People walk outside a pavilion, designed by British architect Asif Khan and built by Hyundai, in Pyeonchang, the host location of the 2018 Winter Olympic Games; the building is sprayed on the outside with Vantablack, the darkest chemical substance on Earth. Photo by Sergei Bobylev/TASS via Getty Images.

It’s hard to keep a beast like this leashed to a single post, though: it was used in a Lynx marketing campaign for a body spray in 2015, while at the 2018 Winter Olympics in Pyeongchang, Canada might have had their red door, but designer Asif Khan took a whole pavilion and spray painted it black, to stunning effect.

British sculptor and consummate void enthusiast Anish Kapoor may be the one to credit with really putting Vantablack on the map, though. Speaking to Artforum in 2015, he compared it to Malevich’s black square (which was recently revealed to put the white supremacy in Suprematism), saying that “to make new art, you have to make new space.” Unfortunately, he’s the only one, having finagled exclusive rights to use Vantablack in artwork, a move that has enraged other artists. (Yves Klein infamously did it before him with his no-signal hue International Klein Blue, but the difference was that the artist developed the pigment himself.)
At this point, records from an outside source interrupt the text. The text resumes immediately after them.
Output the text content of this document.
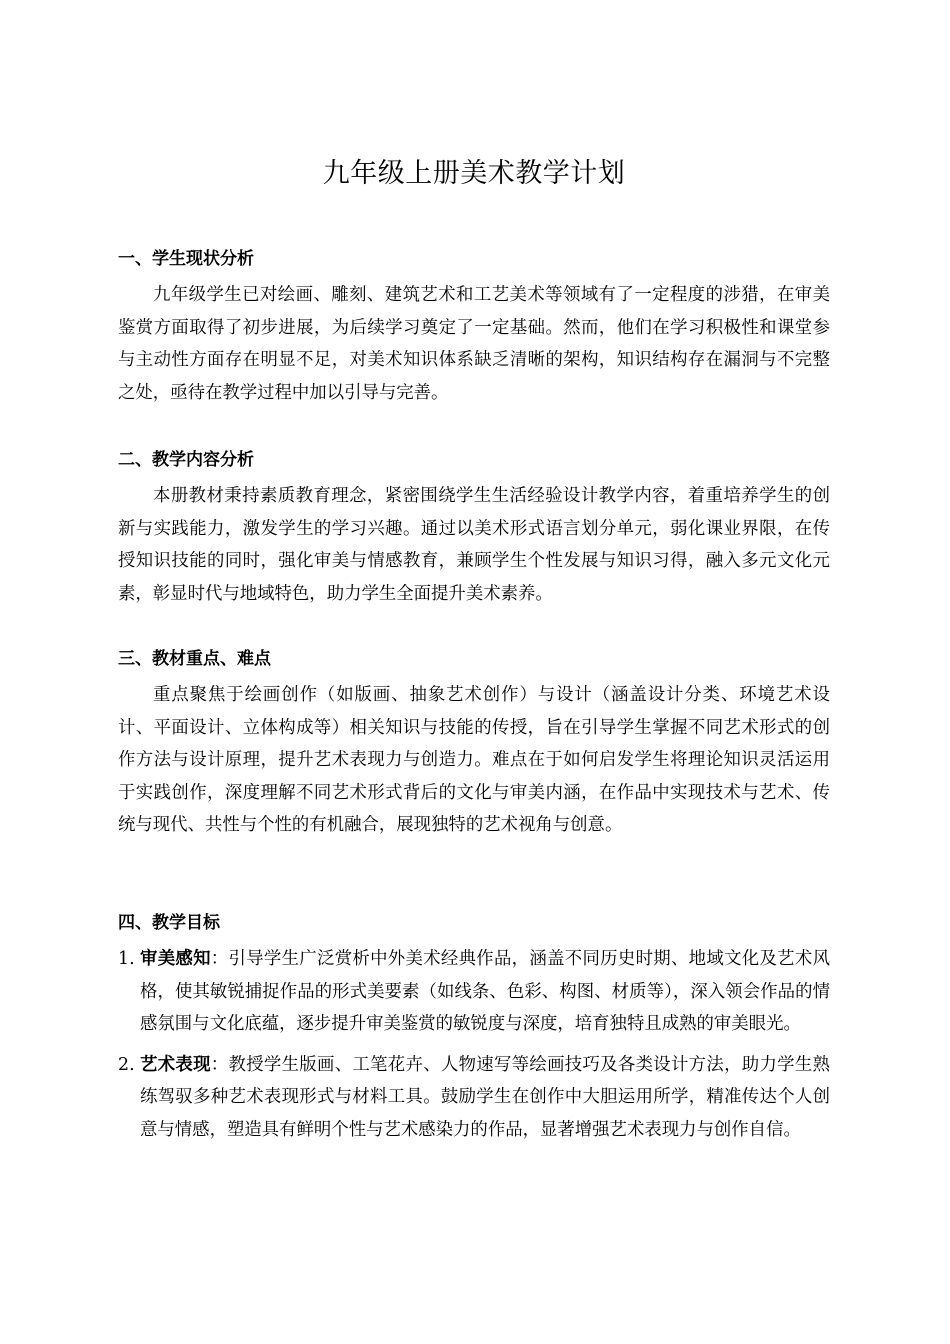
九年级上册美术教学计划
一、学生现状分析

九年级学生已对绘画、雕刻、建筑艺术和工艺美术等领域有了一定程度的涉猎，在审美鉴赏方面取得了初步进展，为后续学习奠定了一定基础。然而，他们在学习积极性和课堂参与主动性方面存在明显不足，对美术知识体系缺乏清晰的架构，知识结构存在漏洞与不完整之处，亟待在教学过程中加以引导与完善。

二、教学内容分析

本册教材秉持素质教育理念，紧密围绕学生生活经验设计教学内容，着重培养学生的创新与实践能力，激发学生的学习兴趣。通过以美术形式语言划分单元，弱化课业界限，在传授知识技能的同时，强化审美与情感教育，兼顾学生个性发展与知识习得，融入多元文化元素，彰显时代与地域特色，助力学生全面提升美术素养。

三、教材重点、难点

重点聚焦于绘画创作（如版画、抽象艺术创作）与设计（涵盖设计分类、环境艺术设计、平面设计、立体构成等）相关知识与技能的传授，旨在引导学生掌握不同艺术形式的创作方法与设计原理，提升艺术表现力与创造力。难点在于如何启发学生将理论知识灵活运用于实践创作，深度理解不同艺术形式背后的文化与审美内涵，在作品中实现技术与艺术、传统与现代、共性与个性的有机融合，展现独特的艺术视角与创意。

四、教学目标
1. 审美感知：引导学生广泛赏析中外美术经典作品，涵盖不同历史时期、地域文化及艺术风格，使其敏锐捕捉作品的形式美要素（如线条、色彩、构图、材质等），深入领会作品的情感氛围与文化底蕴，逐步提升审美鉴赏的敏锐度与深度，培育独特且成熟的审美眼光。
2. 艺术表现：教授学生版画、工笔花卉、人物速写等绘画技巧及各类设计方法，助力学生熟练驾驭多种艺术表现形式与材料工具。鼓励学生在创作中大胆运用所学，精准传达个人创意与情感，塑造具有鲜明个性与艺术感染力的作品，显著增强艺术表现力与创作自信。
Disgruntled painter Stuart Semple responded by creating what he called the Pinkest Pink, legally available for £3.99 on his website to any and everyone except Kapoor. Feeling petty, Kapoor managed to get a hold of it anyway, sharing, two days before Christmas in 2016, an Instagram snap of his middle finger dipped in Semple’s pigment, only to get absolutely savaged in the comments.
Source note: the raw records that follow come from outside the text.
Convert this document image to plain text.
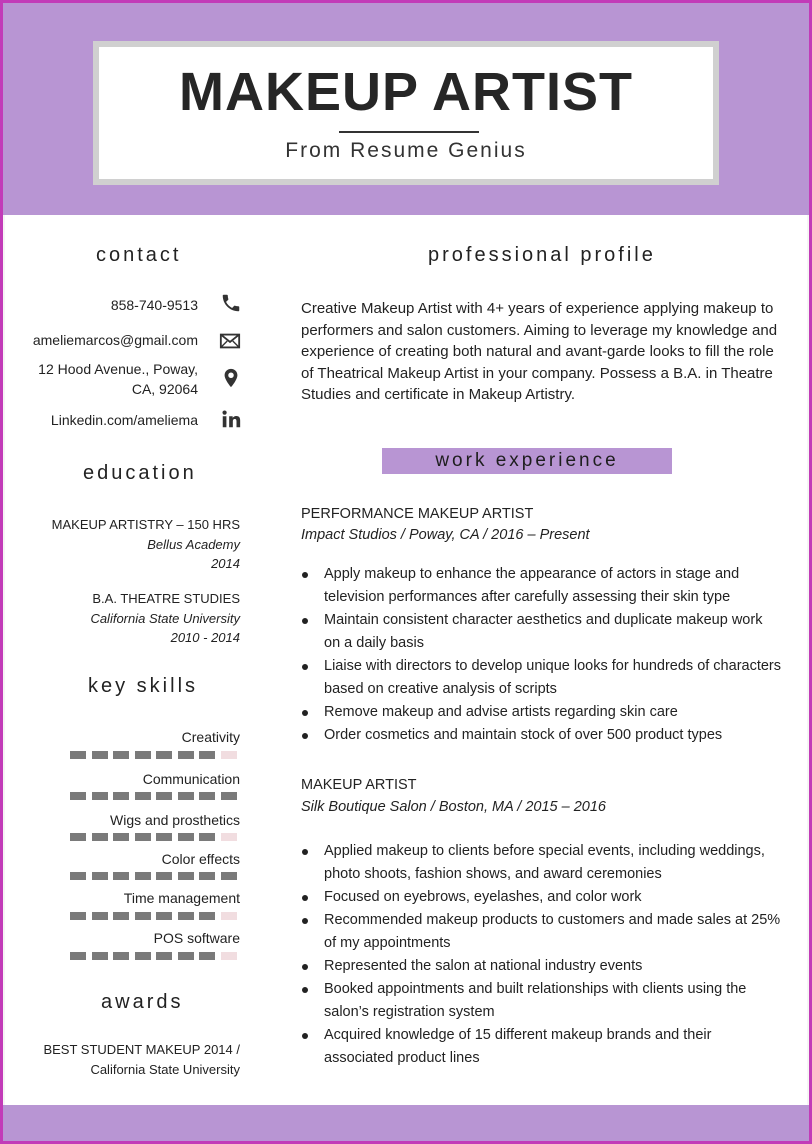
MAKEUP ARTIST
From Resume Genius
contact
858-740-9513
ameliemarcos@gmail.com
12 Hood Avenue., Poway,
CA, 92064
Linkedin.com/ameliema
education
MAKEUP ARTISTRY – 150 HRS
Bellus Academy
2014
B.A. THEATRE STUDIES
California State University
2010 - 2014
key skills
Creativity
Communication
Wigs and prosthetics
Color effects
Time management
POS software
awards
BEST STUDENT MAKEUP 2014 /
California State University
professional profile
Creative Makeup Artist with 4+ years of experience applying makeup to performers and salon customers. Aiming to leverage my knowledge and experience of creating both natural and avant-garde looks to fill the role of Theatrical Makeup Artist in your company. Possess a B.A. in Theatre Studies and certificate in Makeup Artistry.
work experience
PERFORMANCE MAKEUP ARTIST
Impact Studios / Poway, CA / 2016 – Present
Apply makeup to enhance the appearance of actors in stage and television performances after carefully assessing their skin type
Maintain consistent character aesthetics and duplicate makeup work on a daily basis
Liaise with directors to develop unique looks for hundreds of characters based on creative analysis of scripts
Remove makeup and advise artists regarding skin care
Order cosmetics and maintain stock of over 500 product types
MAKEUP ARTIST
Silk Boutique Salon / Boston, MA / 2015 – 2016
Applied makeup to clients before special events, including weddings, photo shoots, fashion shows, and award ceremonies
Focused on eyebrows, eyelashes, and color work
Recommended makeup products to customers and made sales at 25% of my appointments
Represented the salon at national industry events
Booked appointments and built relationships with clients using the salon’s registration system
Acquired knowledge of 15 different makeup brands and their associated product lines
Technically, there might be an even more powerful material on the horizon: a nanomaterial which absorbs close to 100% of visible light and can transform it into any color at all, or even into heat. Fittingly for something invented in Saudi Arabia, it swaps out the carbon nanotubes with gold. The catalyst for this technology was rather more alabaster, with researchers getting inspired by the ultrathin, ultrabright shells of some extremely ghostly white Southeast Asian beetles. The bugs have in turn inspired a new material even whiter than Rachel Dolezal. But no one’s doing much with any of these new technologies, yet, so the field’s wide-open, artists. Bella Lugosi might be dead, but long live Vantablack.